AIZ Stock Analysis — Assurant
Sector: Financials
AI Verdict
Assurant trades at a cheap 11.0x forward P/E, but with flat earnings growth expected, you're betting on the moat's durability rather than any upside surprise.
Competitive Moat
Assurant specializes in niche insurance products like mobile device protection and lender-placed insurance, which rely on long-term partnerships with carriers and lenders.

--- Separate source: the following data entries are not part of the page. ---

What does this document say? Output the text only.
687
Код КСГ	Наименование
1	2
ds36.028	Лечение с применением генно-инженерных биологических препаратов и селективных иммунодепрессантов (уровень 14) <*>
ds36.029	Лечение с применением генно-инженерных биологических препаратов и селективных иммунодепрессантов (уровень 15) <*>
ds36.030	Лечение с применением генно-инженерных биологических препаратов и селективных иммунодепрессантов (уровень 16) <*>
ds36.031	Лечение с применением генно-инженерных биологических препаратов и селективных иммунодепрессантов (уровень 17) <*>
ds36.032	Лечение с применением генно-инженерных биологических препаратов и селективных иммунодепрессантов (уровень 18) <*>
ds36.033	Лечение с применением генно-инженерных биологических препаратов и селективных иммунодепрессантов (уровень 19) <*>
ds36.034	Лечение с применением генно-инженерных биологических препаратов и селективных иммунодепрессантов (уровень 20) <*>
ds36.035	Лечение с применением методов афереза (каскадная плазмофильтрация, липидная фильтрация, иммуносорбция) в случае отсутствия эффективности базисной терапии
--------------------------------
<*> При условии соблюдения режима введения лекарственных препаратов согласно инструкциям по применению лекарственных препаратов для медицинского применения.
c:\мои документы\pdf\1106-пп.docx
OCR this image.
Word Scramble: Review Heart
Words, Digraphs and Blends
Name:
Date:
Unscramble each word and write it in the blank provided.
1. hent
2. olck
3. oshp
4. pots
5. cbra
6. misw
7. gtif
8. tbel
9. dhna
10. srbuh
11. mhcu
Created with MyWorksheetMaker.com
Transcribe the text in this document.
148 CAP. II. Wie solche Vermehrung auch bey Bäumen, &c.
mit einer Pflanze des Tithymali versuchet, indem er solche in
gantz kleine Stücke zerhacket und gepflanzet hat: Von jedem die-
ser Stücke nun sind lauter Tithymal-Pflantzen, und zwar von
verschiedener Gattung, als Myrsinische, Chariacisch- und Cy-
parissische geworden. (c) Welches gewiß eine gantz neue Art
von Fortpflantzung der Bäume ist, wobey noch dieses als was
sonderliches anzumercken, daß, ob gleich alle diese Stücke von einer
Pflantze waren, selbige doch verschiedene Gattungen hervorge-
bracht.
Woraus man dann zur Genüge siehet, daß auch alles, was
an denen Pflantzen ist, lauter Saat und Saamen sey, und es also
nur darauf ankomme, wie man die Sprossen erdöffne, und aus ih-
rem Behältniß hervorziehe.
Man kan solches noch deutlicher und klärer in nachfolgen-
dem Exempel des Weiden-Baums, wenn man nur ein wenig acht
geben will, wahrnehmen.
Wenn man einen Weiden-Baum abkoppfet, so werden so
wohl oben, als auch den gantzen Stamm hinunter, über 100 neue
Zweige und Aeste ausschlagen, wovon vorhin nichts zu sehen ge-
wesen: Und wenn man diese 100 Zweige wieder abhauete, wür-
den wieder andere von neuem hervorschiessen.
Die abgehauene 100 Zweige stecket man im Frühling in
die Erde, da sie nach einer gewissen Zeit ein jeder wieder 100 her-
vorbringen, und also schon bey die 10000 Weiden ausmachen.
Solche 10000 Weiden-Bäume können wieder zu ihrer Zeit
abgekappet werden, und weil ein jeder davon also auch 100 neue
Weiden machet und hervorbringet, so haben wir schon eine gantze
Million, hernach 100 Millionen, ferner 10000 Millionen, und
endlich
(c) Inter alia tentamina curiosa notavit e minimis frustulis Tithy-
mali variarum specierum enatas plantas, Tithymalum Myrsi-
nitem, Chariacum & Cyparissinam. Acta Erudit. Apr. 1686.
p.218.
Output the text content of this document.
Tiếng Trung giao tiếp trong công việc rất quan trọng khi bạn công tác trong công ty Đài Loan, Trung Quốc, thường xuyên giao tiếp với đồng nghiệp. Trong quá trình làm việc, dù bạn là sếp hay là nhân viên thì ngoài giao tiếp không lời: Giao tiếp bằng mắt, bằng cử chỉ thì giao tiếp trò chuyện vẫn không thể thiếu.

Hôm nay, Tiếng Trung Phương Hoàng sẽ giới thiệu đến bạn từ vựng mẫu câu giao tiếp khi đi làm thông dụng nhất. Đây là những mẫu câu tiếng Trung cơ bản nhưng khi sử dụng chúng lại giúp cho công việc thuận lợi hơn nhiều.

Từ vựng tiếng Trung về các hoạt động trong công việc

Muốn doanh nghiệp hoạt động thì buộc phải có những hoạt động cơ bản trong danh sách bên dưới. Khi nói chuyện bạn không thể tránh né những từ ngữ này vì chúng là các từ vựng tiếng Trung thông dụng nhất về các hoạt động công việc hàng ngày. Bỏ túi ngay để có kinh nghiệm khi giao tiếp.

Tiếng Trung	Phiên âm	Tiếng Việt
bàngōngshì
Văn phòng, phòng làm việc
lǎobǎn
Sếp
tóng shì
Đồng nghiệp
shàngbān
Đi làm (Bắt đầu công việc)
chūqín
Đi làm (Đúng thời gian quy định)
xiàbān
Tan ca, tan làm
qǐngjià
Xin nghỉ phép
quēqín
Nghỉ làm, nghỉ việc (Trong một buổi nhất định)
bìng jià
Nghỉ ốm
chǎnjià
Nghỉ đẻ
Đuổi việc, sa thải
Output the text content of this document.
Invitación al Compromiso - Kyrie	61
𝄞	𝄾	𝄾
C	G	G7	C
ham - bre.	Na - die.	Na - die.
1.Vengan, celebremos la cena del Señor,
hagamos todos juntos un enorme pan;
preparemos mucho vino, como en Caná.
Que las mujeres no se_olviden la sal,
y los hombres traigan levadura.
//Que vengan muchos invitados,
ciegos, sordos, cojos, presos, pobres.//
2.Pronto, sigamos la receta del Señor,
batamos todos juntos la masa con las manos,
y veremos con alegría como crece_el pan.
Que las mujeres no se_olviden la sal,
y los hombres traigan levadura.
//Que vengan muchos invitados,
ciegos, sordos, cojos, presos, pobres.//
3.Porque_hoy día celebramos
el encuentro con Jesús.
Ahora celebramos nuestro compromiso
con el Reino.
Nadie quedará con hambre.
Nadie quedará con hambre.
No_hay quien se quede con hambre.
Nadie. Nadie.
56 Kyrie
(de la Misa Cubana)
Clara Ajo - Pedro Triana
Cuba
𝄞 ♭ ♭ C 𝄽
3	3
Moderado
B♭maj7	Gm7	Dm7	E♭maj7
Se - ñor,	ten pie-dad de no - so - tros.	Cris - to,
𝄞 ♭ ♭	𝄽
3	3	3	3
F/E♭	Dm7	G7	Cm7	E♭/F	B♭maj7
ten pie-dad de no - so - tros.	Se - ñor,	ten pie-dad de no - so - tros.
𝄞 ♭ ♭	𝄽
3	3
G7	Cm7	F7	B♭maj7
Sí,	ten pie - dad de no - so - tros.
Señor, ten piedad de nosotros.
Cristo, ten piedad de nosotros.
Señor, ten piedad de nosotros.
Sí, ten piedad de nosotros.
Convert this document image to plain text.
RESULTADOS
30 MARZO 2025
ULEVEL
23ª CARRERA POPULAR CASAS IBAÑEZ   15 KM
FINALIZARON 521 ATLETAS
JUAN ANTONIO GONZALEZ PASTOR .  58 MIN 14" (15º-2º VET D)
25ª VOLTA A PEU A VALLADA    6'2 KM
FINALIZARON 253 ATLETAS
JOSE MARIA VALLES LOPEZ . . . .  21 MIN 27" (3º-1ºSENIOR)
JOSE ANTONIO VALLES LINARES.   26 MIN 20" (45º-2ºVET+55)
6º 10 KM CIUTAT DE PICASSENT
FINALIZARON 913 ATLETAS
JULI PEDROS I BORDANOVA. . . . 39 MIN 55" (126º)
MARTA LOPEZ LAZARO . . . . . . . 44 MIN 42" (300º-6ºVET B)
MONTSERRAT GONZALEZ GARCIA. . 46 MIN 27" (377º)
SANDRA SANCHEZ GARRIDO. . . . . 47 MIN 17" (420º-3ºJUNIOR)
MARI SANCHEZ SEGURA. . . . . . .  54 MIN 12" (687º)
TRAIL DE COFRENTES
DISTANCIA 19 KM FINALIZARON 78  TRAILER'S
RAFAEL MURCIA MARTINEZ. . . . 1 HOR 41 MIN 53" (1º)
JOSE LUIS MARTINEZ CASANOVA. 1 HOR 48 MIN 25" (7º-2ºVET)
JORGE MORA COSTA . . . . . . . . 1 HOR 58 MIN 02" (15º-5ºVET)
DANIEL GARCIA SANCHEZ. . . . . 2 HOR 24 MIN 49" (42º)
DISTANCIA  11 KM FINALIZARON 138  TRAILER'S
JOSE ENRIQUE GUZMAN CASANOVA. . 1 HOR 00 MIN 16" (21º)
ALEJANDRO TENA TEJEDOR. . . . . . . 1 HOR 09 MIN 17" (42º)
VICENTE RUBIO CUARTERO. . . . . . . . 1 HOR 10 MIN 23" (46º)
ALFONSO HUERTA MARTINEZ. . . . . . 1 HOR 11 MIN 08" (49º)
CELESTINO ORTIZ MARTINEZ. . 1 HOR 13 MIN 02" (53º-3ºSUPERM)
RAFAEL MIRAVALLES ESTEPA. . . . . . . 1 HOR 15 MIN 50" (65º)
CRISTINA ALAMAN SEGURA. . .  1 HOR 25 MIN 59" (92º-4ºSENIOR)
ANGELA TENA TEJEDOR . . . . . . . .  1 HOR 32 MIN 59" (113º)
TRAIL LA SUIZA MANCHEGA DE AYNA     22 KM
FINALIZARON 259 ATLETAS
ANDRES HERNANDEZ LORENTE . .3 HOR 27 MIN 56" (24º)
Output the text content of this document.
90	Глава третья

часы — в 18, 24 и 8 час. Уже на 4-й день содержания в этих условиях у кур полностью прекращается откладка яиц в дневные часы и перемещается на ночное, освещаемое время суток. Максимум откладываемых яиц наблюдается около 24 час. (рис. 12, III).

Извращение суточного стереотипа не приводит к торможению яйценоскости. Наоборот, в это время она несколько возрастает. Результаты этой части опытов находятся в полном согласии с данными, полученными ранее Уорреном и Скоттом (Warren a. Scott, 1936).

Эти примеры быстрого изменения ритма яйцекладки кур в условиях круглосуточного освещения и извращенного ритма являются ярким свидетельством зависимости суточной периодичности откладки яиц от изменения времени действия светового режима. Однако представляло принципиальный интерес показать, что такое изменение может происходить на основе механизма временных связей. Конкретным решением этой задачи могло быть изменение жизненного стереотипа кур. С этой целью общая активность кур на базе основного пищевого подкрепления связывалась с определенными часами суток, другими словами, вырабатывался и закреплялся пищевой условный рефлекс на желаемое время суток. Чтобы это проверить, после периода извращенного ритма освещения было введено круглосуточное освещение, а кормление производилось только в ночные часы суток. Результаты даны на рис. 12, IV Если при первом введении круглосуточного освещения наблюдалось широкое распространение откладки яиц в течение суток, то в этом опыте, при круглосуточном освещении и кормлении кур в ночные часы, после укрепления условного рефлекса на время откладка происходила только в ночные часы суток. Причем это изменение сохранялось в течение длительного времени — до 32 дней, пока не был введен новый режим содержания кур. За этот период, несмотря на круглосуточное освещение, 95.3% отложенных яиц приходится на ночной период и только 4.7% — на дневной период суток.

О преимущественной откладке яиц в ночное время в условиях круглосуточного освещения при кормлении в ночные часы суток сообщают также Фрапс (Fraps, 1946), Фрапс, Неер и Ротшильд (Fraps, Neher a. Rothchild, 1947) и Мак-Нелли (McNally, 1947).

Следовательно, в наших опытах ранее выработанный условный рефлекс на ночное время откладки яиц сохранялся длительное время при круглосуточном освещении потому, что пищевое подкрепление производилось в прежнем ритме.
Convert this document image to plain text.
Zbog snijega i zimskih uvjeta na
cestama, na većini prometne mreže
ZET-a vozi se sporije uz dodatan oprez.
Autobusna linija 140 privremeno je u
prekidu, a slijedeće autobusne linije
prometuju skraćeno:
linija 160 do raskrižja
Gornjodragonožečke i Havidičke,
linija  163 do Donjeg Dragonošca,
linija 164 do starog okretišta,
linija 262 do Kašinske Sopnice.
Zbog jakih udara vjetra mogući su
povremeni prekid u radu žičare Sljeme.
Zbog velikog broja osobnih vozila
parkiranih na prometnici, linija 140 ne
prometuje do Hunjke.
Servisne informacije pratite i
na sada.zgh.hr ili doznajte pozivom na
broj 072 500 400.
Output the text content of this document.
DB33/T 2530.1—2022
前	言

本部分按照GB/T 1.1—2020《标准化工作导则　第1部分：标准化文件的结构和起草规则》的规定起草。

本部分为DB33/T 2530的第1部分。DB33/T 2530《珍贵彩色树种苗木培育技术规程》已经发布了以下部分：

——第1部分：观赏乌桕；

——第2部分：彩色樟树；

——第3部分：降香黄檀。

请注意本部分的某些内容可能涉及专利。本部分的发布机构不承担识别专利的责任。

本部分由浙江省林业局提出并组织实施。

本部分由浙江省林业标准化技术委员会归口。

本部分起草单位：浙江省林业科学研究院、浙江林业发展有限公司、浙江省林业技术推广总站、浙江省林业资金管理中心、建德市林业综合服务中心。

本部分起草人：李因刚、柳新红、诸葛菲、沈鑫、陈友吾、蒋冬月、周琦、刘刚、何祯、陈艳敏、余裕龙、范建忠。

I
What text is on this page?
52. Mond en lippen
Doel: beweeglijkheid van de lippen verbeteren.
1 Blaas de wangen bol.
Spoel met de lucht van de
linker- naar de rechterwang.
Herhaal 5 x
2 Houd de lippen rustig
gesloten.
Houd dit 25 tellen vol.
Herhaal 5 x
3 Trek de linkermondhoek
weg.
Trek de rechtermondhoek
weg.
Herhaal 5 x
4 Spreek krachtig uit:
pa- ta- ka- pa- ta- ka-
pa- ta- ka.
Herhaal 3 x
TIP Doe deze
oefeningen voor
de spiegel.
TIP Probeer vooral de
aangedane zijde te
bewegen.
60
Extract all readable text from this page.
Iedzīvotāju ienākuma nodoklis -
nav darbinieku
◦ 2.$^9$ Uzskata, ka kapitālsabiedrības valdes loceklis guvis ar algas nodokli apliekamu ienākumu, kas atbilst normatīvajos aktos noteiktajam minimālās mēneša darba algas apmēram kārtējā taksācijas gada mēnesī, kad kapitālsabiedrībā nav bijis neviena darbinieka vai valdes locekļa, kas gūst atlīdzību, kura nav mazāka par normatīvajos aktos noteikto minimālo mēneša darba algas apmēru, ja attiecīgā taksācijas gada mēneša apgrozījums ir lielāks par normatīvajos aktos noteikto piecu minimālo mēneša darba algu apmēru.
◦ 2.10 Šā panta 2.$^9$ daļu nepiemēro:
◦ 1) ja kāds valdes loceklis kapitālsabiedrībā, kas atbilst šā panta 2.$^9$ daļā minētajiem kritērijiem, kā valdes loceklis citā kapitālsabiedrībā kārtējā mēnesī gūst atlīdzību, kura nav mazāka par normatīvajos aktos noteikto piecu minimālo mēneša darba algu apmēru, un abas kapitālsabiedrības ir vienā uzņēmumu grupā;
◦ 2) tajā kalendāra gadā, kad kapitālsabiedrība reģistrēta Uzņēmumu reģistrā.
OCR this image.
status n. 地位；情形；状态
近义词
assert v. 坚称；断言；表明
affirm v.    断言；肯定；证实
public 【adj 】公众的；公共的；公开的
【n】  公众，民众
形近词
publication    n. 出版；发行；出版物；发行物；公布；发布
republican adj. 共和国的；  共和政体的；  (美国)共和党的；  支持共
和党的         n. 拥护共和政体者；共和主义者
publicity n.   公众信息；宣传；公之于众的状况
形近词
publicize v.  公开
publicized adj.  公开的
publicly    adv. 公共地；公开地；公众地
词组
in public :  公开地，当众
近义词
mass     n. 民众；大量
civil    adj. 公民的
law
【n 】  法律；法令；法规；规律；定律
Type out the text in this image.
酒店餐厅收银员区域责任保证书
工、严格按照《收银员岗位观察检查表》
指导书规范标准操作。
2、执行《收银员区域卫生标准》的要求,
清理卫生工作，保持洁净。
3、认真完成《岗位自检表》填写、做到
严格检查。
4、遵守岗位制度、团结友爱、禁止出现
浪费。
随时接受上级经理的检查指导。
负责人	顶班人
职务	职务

These embedded distribution agreements create high switching costs and stable recurring revenue streams.
Summary
Assurant's core business is protected by sticky carrier relationships in mobile device insurance, making it a steady cash generator.
Where It Stands
Assurant is up 20.24% over the past year, trades at 11.0x next year's earnings versus a 14x sector median, and its RSI of 66.5 signals elevated risk of a pullback.
Key Metrics
- RSI: 66.5 — Near Overbought
- Trailing P/E: 11.0x
- Forward P/E: 11.0x
- PEG Ratio: 20.36
- Earnings Growth: +0.0%
- Revenue Growth: +0.1%
- Market Cap: $12.1B
- Dividend Yield: 0.01%
- 1-Year Return: 20.24%
- 52-Week High: $247.41
- 52-Week Low: $183.39
Analyst Consensus
10 Buy · 2 Hold · 0 Sell (12 analysts)
Bull Case
At 11.0x forward earnings, you're paying below the sector median for a company with 9.1% trailing revenue growth and a history of stable cash flows.
Bear Case
With forward EPS growth forecast at just 0.3% and an RSI of 66.5, any P/E compression to the sector median would erase recent gains.
Catalyst to Watch
Watch for renewal terms or new carrier partnerships; a major contract loss or win would directly affect earnings stability.